Tentu terlalu dini bagi kita untuk mengharapkan mereka naik ke podium di musim pertama mereka, walaupun tidak menutup kemungkinan juga mereka mampu memberikan penampilan ciamik di beberapa seri dan bisa naik podium.
Hanya saja, perlu realistis juga dalam menantikan aksi mereka karena mengingat Norris berada di McLaren yang masih bermasalah, Russell yang berada di Williams juga berjuang untuk kembali menemukan 'form' asli mereka, dan Albon yang membalap di bawah bendera Toro Rosso sebagai 'sister team' dan penyedia data bagi Red Bull yang baru saja berpartner dengan Honda dalam hal pasokan mesin.
Meskipun demikian, Norris, Russell, dan Albon diharapkan dapat mewarnai persaingan di papan tengah, bersama pebalap-pebalap senior sekaliber Sergio Perez dan Lance Stroll yang membalap di bawah Racing Point, Romain Grosjean dan Kevin Magnussen sebagai amunisi-amunisi tim Haas F1, Carlos Sainz (bertandem dengan Norris di McLaren), dan pebalap kualitas juara dunia Kimi Raikkonen di Sauber.
Mengapa hanya diharapkan di papan tengah? Karena tetap realistis tadi. McLaren dan Williams adalah dua tim yang sedang mengalami kesulitan dalam hal menghasilkan mobil yang kencang dan konsistensi di setiap seri balapan, sedangkan Toro Rosso hanya sebagai tim junior bagi Red Bull, sebagai tim 'batu pijakan'.
Oleh karena itu, Norris dan Russell dengan segala kemampuan mereka dalam usia yang masih sangat belia akan dapat menjadi potensi penyelesaian masalah-masalah bagi McLaren dan Williams.

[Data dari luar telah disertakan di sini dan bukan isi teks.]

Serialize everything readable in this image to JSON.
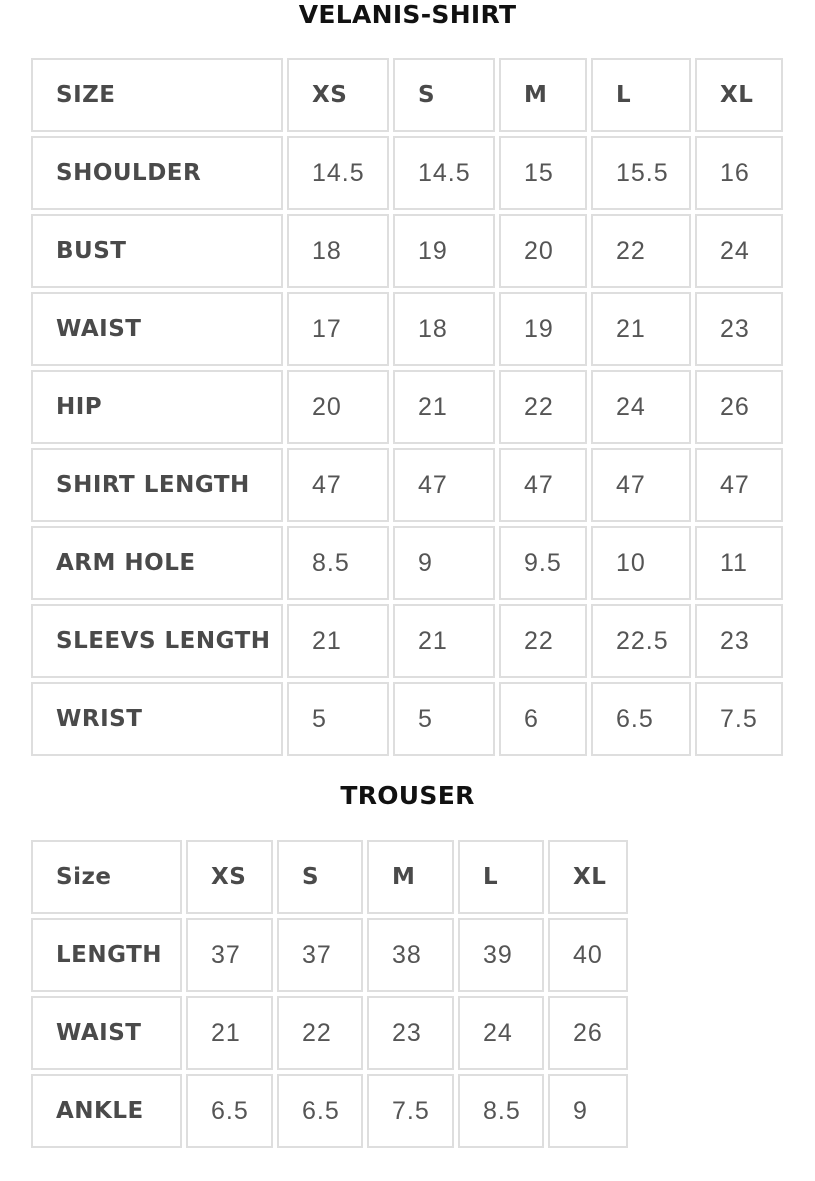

Mereka memiliki kemampuan yang tidak diragukan lagi, contohnya saat Norris memenangi F2 GP Bahrain musim lalu dan Russell ketika menang di Baku, Azerbaijan.
Balapan-balapan tersebut menjadi bukti bahwa Norris dan Russell punya sesuatu yang spesial, mereka punya konsistensi dan kepiawaian dalam mengemudikan mobil melalui mobil-mobil lain, skill untuk 'coming through the pack' yang sudah sekaliber dengan Lewis Hamilton kala ia masih membalap di GP2 (lihat GP2 Istanbul 2006).
Bagaimana dengan Albon? Alex Albon punya pengalaman, malang melintang di divisi bawah dan beberapa kali memenangi seri balapan. Ia juga pernah bersaing dengan Charles Leclerc di ajang GP3 dan F2, serta merupakan mantan didikan Red Bull Academy (walaupun kemudian ia kembali, dengan direkrutnya dia ke Toro Rosso).
Pengalaman tersebut berhasil membawa dia sebagai salah satu pebalap yang diperhitungkan di F2 musim lalu, sehingga ia sempat direkrut Nissan untuk masuk Formula E, dan layak diperhitungkan sebagai salah satu 'rookie' top di F1 pada musim 2019 nanti. Bukti pengalaman dan skill Albon tidak sia-sia adalah ketika ia menjuarai F2 Hungaria musim lalu, ia terlihat begitu stabil dan tenang, suatu modal besar dalam menghadapi Toro Rosso dan reliabilitas Honda.